Speaker "Ryan Molecke" Details Back

 

Topic

Big Data, Blockchain, and the Decentralized Energy Grid

Abstract

A new technology has turned the corner and gained widespread adoption that will once again alter how humans interact with data, not by allowing us to store more of it, but by allowing us to more easily determine the value of the data and to transact in it, like a commodity. Blockchain technology is a breakthrough made possible by decades of progress in cryptography and mathematics, with a little inspiration from game theory. This system of asymetric crypto signatures and hashes can allow data to be timestamped, stored, and notarized in an immutable, unforgeable fashion. We deal in "heartbeat data", and everything gives off a heartbeat these days. In our path, we discovered literal heart-beat charts on angiocardiogram machines that simple scroll data out of memory, and lose it. The tick of an electrical meter, minute by minute, at every house, on every appliance, can be optimized in a verifiable way using intelligent agents in the grid.
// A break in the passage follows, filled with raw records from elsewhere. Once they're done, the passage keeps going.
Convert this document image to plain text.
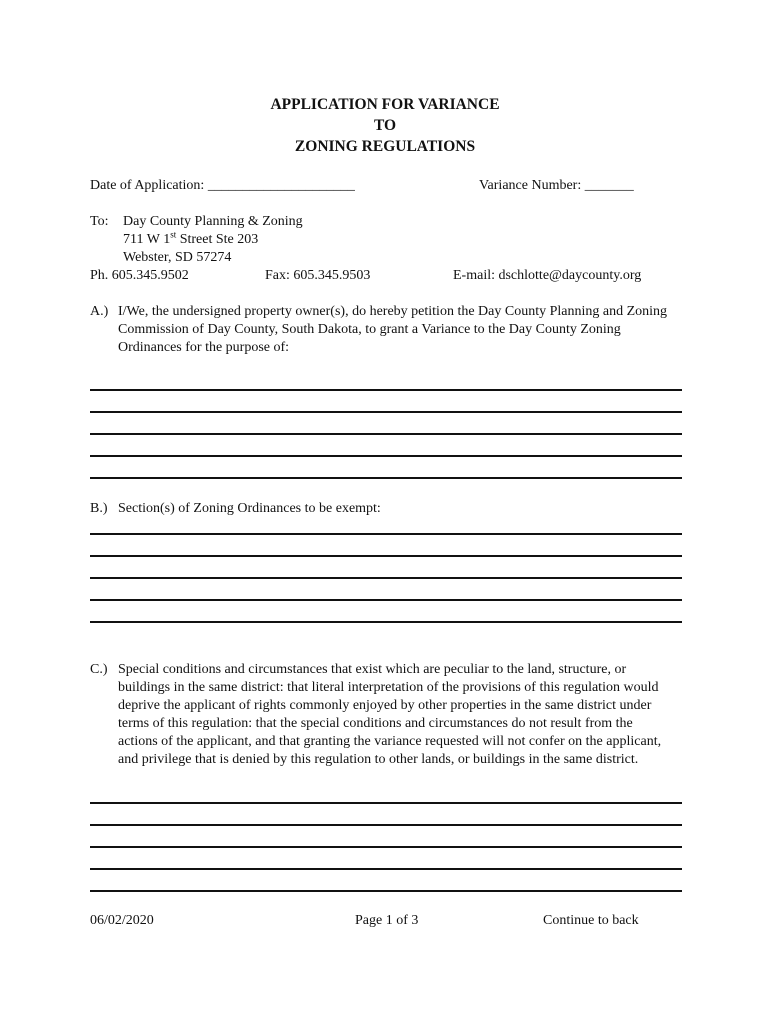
APPLICATION FOR VARIANCE
TO
ZONING REGULATIONS
Date of Application: _____________________	Variance Number: _______
To: Day County Planning & Zoning
711 W 1st Street Ste 203
Webster, SD 57274
Ph. 605.345.9502	Fax: 605.345.9503	E-mail: dschlotte@daycounty.org
A.) I/We, the undersigned property owner(s), do hereby petition the Day County Planning and Zoning Commission of Day County, South Dakota, to grant a Variance to the Day County Zoning Ordinances for the purpose of:
B.) Section(s) of Zoning Ordinances to be exempt:
C.) Special conditions and circumstances that exist which are peculiar to the land, structure, or buildings in the same district: that literal interpretation of the provisions of this regulation would deprive the applicant of rights commonly enjoyed by other properties in the same district under terms of this regulation: that the special conditions and circumstances do not result from the actions of the applicant, and that granting the variance requested will not confer on the applicant, and privilege that is denied by this regulation to other lands, or buildings in the same district.
06/02/2020	Page 1 of 3	Continue to back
Ownership models of renewable energy sources are being made decentralized right now, with payment and pricing layers for automated power exchange being implemented in systems with data security and access authorization schemes that make our current tech look like child's play. We're learning how to make blockchain systems "rent" and forget data once it's no longer needed, and how to price that data properly. Big data connections and pattern-finding, correlations reaching across industries only make our data more valuable and worth holding onto for longer in these schemes. So for those data archivists out there, and for all those evil "deletionists", blockchain is a self-pruning by value mechanism for all data that exists.

 

Profile

Ryan Molecke, Chief Technology Officer (CTO) of EnLedger, is highly multi-disciplinary academic computational science researcher, who transitioned into the world of finance technology and trading systems. He’s worked at several notable and successful finance-tech startups, helped architect trading systems and brokerage/exchanges, and is now focused on permissioned ledgers and blockchain systems integrations, tokenizations, and credits programs. He holds a B.S.E. in Computer Engineering and a Ph.D. in Nanoscience and Microsystems Engineering, both from the UNM.